Because changing it top-down will never work as long as ranchers control
Congress and agribusiness contributes 132.7 million a year to them.
Listening
to ranchers on this trip, I like them. They’re good people, people I’d want to
have as neighbors. Robin and Steve, Todd Nash…it’s so hard to listen to them
and say, “Too bad.” It’s so hard to remember that they’re wrong about some
things. Listening to Jon and Suzanne, I don’t get that feeling of
neighborliness. They’re not the sort how make you feel at ease. They’re not
easy to listen to. But I think more of the truth lies on their side of the
fence. How do I speak what they say and sound like a rancher? I don’t want to
manipulate statistics the way Jon does—2-3% of cow weight is very different
than 2-3% of cows raised on public lands.
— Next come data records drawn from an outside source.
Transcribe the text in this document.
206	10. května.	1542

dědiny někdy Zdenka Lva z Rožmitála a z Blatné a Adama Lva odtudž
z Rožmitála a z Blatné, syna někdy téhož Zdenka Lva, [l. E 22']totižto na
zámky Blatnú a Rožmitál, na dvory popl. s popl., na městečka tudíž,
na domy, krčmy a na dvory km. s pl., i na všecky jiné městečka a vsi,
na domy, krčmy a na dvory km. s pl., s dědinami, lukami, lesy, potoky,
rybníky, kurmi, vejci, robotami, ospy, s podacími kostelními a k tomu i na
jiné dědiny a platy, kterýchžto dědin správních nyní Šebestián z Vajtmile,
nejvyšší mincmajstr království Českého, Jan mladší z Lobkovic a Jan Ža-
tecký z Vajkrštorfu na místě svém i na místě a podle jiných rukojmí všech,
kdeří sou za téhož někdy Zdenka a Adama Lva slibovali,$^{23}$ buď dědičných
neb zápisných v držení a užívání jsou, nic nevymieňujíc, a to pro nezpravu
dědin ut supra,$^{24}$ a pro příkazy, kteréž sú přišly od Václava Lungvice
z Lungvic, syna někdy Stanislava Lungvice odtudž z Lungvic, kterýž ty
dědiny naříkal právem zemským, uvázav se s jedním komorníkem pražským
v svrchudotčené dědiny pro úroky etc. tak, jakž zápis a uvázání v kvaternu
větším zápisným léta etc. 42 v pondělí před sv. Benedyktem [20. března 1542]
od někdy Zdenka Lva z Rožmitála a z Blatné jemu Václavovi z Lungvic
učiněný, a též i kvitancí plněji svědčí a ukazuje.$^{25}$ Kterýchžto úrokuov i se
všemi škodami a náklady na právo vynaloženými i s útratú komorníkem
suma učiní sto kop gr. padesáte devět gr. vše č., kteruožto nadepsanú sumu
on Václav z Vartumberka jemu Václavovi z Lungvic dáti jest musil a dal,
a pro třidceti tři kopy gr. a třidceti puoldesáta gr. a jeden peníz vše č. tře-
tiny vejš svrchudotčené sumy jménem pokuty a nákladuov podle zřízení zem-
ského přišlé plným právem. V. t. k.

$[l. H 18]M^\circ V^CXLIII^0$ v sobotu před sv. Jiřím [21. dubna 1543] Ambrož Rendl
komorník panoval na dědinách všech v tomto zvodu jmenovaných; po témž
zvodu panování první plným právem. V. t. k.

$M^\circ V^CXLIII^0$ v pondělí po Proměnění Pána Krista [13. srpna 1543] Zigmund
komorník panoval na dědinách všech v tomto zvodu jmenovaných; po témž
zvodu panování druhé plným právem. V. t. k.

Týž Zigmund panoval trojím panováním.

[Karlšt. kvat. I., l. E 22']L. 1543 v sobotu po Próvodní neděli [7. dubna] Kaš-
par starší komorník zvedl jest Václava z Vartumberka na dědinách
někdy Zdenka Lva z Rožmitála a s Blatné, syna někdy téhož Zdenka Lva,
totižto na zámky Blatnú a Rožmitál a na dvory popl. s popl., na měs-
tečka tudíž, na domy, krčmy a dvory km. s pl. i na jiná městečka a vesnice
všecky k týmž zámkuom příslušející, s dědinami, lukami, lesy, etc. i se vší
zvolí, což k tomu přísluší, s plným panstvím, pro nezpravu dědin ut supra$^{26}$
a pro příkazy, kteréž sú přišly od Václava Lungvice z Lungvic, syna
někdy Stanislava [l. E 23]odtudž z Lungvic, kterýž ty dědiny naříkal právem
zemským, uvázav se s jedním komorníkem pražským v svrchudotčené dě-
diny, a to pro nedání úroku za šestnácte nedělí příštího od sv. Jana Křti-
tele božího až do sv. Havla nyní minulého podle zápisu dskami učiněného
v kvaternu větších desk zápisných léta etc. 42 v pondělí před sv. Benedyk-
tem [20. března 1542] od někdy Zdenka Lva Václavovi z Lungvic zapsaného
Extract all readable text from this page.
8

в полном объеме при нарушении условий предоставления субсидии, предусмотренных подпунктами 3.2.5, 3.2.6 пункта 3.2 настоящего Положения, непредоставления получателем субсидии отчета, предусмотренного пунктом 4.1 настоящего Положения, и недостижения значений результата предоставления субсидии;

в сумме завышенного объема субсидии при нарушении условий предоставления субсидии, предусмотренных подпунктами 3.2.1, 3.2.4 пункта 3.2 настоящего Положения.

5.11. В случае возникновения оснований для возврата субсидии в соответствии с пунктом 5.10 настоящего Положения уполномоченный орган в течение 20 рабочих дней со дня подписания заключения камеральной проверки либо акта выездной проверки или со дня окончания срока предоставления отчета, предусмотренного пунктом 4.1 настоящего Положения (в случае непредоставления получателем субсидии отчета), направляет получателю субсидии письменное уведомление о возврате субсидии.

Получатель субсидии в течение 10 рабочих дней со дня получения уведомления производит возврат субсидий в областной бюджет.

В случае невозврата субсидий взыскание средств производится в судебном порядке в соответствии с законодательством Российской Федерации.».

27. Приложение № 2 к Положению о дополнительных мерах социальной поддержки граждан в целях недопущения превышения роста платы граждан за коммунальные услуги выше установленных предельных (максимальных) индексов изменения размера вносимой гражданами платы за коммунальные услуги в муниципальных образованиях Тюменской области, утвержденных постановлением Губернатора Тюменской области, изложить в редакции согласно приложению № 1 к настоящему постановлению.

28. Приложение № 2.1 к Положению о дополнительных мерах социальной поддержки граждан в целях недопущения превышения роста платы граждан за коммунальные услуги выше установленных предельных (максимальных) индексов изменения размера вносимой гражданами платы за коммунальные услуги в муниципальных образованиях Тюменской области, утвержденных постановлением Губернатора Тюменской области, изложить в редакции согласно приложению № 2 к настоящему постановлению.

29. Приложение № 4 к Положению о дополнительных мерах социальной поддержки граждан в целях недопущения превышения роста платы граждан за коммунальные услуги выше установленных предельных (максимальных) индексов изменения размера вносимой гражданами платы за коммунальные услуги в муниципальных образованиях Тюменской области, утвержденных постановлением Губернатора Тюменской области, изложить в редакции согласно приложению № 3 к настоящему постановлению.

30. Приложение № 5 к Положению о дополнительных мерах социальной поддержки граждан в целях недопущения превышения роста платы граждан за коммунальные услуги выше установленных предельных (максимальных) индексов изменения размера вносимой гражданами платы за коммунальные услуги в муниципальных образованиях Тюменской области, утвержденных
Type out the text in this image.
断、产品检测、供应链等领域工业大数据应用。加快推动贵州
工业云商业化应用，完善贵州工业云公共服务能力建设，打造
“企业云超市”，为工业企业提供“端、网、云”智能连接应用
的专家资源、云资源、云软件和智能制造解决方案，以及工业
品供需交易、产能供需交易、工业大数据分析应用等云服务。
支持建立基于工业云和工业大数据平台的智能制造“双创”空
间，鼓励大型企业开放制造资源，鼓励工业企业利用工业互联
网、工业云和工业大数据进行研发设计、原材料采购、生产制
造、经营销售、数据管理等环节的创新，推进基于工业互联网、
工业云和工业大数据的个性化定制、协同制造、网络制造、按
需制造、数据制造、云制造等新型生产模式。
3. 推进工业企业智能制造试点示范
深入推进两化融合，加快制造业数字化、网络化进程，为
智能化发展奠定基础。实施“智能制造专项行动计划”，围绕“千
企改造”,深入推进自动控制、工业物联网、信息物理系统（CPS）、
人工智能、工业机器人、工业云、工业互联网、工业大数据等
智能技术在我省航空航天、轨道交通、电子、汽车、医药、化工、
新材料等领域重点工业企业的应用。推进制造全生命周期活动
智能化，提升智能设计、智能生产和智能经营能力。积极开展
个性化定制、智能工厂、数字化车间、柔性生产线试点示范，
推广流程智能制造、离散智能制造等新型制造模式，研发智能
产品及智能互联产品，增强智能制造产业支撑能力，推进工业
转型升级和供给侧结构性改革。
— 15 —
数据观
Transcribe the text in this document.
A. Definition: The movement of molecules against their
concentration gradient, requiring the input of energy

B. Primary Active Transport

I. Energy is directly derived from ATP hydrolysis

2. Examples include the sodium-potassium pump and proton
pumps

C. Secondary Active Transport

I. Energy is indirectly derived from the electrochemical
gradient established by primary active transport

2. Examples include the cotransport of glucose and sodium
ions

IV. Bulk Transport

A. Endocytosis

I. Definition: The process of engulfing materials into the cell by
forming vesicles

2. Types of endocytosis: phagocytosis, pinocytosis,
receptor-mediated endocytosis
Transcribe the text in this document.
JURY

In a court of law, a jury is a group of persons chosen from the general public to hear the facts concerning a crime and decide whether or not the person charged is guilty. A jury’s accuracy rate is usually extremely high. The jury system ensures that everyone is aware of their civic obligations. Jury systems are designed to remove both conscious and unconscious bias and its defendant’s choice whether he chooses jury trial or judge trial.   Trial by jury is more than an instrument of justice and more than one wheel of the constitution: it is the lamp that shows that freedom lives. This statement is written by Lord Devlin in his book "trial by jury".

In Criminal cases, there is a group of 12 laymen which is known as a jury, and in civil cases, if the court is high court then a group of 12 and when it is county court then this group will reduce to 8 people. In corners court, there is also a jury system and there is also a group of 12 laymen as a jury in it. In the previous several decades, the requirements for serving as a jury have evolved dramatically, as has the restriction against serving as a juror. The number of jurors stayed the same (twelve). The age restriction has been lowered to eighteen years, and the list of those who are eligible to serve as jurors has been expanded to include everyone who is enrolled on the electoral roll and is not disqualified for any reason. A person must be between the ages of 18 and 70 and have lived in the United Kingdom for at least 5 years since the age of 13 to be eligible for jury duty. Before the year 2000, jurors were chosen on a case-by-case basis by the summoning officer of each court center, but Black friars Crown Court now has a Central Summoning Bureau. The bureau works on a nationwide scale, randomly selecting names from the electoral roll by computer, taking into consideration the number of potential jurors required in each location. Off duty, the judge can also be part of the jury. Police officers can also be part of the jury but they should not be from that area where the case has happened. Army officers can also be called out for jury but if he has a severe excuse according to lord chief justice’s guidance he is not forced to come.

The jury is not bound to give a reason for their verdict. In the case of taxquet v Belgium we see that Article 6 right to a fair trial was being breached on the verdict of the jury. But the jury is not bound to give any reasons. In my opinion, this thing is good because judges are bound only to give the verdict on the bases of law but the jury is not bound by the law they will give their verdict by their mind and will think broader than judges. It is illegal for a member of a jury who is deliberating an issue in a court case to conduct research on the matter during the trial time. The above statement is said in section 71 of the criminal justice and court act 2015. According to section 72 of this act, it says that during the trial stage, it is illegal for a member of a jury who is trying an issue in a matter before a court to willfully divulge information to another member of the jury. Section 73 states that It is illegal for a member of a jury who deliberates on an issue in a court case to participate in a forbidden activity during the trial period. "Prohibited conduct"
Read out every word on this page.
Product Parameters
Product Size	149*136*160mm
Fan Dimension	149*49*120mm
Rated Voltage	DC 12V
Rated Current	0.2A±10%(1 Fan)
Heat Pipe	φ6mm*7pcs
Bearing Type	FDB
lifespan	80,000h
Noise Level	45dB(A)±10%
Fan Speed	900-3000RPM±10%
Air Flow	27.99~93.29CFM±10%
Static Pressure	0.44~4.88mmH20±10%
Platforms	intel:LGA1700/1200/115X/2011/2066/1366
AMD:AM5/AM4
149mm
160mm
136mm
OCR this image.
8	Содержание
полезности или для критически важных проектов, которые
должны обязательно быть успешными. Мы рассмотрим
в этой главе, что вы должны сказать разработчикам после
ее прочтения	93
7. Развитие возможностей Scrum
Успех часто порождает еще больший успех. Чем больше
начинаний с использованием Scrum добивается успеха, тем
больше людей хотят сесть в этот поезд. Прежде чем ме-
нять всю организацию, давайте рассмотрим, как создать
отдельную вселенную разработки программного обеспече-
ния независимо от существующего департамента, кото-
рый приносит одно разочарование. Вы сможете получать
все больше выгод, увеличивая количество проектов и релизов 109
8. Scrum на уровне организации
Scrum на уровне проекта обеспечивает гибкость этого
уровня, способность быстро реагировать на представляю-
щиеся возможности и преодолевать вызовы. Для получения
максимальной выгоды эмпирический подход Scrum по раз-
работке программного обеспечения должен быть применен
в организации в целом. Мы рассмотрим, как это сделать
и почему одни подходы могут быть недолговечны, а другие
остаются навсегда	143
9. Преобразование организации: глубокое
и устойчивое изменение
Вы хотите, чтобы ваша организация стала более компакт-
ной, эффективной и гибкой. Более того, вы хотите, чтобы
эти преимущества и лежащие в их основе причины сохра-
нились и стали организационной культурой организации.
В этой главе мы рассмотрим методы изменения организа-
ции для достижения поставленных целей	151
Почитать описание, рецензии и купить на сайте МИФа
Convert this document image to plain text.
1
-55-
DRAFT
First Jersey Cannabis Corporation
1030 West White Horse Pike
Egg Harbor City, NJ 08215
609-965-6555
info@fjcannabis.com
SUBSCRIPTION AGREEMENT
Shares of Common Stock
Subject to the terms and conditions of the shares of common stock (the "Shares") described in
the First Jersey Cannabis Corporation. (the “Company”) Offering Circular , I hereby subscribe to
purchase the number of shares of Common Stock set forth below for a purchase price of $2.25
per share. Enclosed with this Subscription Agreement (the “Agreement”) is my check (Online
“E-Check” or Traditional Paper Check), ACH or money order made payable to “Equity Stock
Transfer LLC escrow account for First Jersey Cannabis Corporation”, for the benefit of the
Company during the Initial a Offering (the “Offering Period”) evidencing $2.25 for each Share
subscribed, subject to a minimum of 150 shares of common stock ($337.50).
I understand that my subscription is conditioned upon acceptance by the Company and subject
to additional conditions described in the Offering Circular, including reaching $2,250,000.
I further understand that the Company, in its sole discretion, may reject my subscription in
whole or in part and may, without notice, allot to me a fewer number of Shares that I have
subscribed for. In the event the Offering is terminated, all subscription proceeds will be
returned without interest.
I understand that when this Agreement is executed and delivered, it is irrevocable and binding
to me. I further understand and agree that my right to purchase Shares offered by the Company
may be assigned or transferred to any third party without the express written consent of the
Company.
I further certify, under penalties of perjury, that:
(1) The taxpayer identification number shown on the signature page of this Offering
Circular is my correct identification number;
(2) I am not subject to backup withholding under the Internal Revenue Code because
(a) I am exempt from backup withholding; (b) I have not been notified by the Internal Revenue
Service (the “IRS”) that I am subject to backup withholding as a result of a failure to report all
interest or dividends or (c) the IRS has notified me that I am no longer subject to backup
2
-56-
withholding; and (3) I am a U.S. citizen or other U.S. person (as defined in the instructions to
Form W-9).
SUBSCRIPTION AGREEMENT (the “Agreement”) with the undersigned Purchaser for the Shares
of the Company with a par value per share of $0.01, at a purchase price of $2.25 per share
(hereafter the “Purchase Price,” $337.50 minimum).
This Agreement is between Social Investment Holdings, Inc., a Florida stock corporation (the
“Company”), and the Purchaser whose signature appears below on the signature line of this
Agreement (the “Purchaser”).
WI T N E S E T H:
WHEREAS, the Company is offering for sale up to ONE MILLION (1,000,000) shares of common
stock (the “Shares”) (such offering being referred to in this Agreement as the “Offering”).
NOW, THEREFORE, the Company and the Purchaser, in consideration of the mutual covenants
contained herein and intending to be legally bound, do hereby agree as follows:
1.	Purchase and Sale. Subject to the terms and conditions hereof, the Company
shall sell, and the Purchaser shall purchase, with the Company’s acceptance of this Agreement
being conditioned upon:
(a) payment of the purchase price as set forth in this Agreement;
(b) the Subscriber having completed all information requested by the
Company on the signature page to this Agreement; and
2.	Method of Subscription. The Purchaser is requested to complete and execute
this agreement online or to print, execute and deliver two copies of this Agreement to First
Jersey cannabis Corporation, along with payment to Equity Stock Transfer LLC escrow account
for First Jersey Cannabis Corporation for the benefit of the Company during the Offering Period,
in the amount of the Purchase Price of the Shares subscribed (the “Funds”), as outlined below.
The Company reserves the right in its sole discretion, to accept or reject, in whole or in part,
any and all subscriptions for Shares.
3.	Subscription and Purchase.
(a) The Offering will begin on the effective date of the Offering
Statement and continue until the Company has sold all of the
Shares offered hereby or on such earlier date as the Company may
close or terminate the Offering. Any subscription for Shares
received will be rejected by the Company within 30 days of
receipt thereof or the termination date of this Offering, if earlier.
I don’t want to be frenzied and
upset, but it’s so hard not to when you’re seeing things that are unspeakable
and no one else will listen to you about them. I guess mostly I want to work
with people, not against everything, not with corporations and not from inside
the groups causing the problem or tacitly allowing it to continue. But
compromise with ranchers seems easy. I can’t see myself a ranching activist,
and compromise with the LA Department of Water and Power or Monsanto seems so
much harder. Steve and Robin are people, but Exxon-Mobil might as well be
Satan. Maybe this is where I take a lesson from Mike*, who helped get some lake
back. After all, I still don’t really want to blow up a dam. Maybe compromise
is our best hope. God, that’s a scary thought.
*Mike
Prather, an activist who has worked to restore Owens Lake in California, after
LA’s Department of Water and Power pumped it dry for their municipal water
supply. Now, the lake is a series of square pits filled with water, technically
designated as a construction site (we had to wear vests and hard hats to go
birdwatching). But a lot of migratory birds have come back to the area.